Kabarterkinionline.com
BGN Klaim Lakukan Investigasi, Modus Jual Beli Titik Dapur MBG Terbongkar.
Modus jual beli titik dapur Satuan Pelayanan Pemenuhan Gizi (SPPG) atau dapur Program Makan Bergizi Gratis (MBG) mulai terungkap. Oknum tak bertanggung jawab menawarkan akses pembukaan dapur MBG dengan imbalan uang hingga ratusan juta rupiah.
Badan Gizi Nasional (BGN) kini tengah melakukan investigasi terhadap maraknya penipuan yang mengatasnamakan program prioritas pemerintah tersebut.
Deputi Sistem dan Tata Kelola BGN, Tigor Pangaribuan, mengatakan investigasi dilakukan berdasarkan laporan dan fakta yang ditemukan di lapangan.

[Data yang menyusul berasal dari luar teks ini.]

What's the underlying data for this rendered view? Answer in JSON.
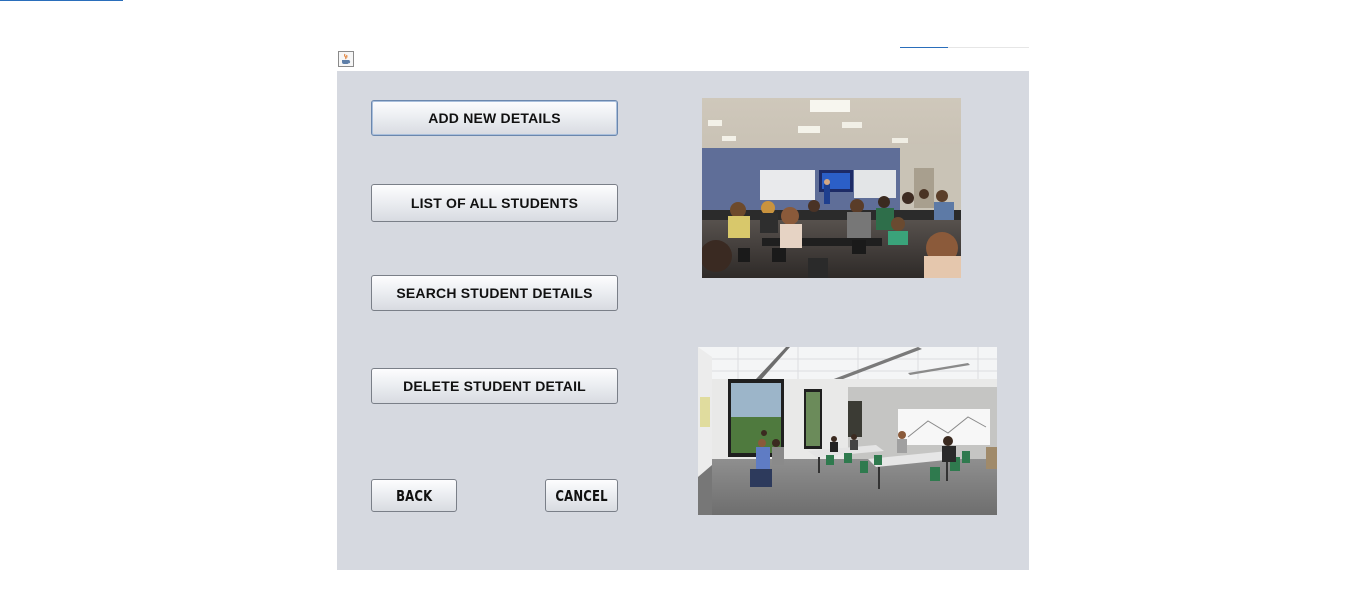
{
  "window": {
    "icon": "java-app-icon"
  },
  "menu": {
    "add_new_details": "ADD NEW DETAILS",
    "list_all_students": "LIST OF ALL STUDENTS",
    "search_student_details": "SEARCH STUDENT DETAILS",
    "delete_student_detail": "DELETE STUDENT DETAIL"
  },
  "footer": {
    "back": "BACK",
    "cancel": "CANCEL"
  },
  "images": {
    "top": "classroom-lecture-photo",
    "bottom": "modern-classroom-photo"
  },
  "colors": {
    "panel_background": "#d6d9e0",
    "focus_border": "#6b87ad"
  }
}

“Menurut saya harus ada investigasi yang berdasar fakta,” kata Tigor saat dihubungi melalui pesan singkat di Jakarta, Selasa.
Ia juga mengimbau masyarakat yang menerima tawaran mencurigakan terkait jual beli titik dapur SPPG agar segera melapor. Laporan dapat disampaikan melalui Sentra Aduan Gizi Indonesia (SAGI) di Call Center 127 agar dapat segera ditindaklanjuti.
Kepala BGN Dadan Hindayana menegaskan masyarakat harus lebih berhati-hati terhadap berbagai tawaran bisnis yang mengatasnamakan Program MBG, terlebih jika disertai permintaan imbalan uang atau bentuk pembayaran lainnya.
“Untuk masyarakat agar selalu cermat dan hati-hati dengan berbagai tawaran bisnis apapun, termasuk tawaran terlibat dalam Program MBG,” ujar Dadan.
Ia memastikan setiap pelaku yang terbukti melakukan penipuan dengan mencatut Program MBG akan diproses secara hukum.
“Jika orangnya kenal dengan alamat jelas, diproses sesuai prosedur. Jika jelas penipuan, dilaporkan secara hukum,” katanya.
Sementara itu, Wakil Kepala BGN Sony Sanjaya mengungkapkan salah satu modus yang banyak digunakan pelaku adalah menjual titik dapur SPPG dengan iming-iming keuntungan besar.
Menurut Sony, sistem pendaftaran saat ini sudah ditutup sehingga masyarakat harus waspada jika ada pihak yang mengklaim masih bisa membuka akses pendaftaran.
“Sekarang sistemnya sudah ditutup, oleh karena itu waspadai orang-orang yang bilang masih bisa daftar karena bisa kita drop langsung,” ujarnya.
Ia bahkan mengaku pernah menerima video yang memperlihatkan adanya penawaran jual beli titik dapur dengan harga mencapai Rp200 juta.
“Saya pernah menerima video orang yang menyebarkan informasi titik jual beli itu Rp200 juta. Jadi saya lihat langsung ID-nya berapa, drop (turunkan) biar orang yang sudah membayar rugi,” kata Sony.
Salah satu kasus terbaru dugaan penipuan terjadi di Perumahan Pondok Permata, Kabupaten Babelan, Bekasi, Jawa Barat. Seorang perempuan diduga menawarkan pembukaan dapur SPPG dengan janji keuntungan berlipat.
Korban dalam kasus tersebut dikabarkan telah menyetorkan uang hingga puluhan juta rupiah kepada pelaku.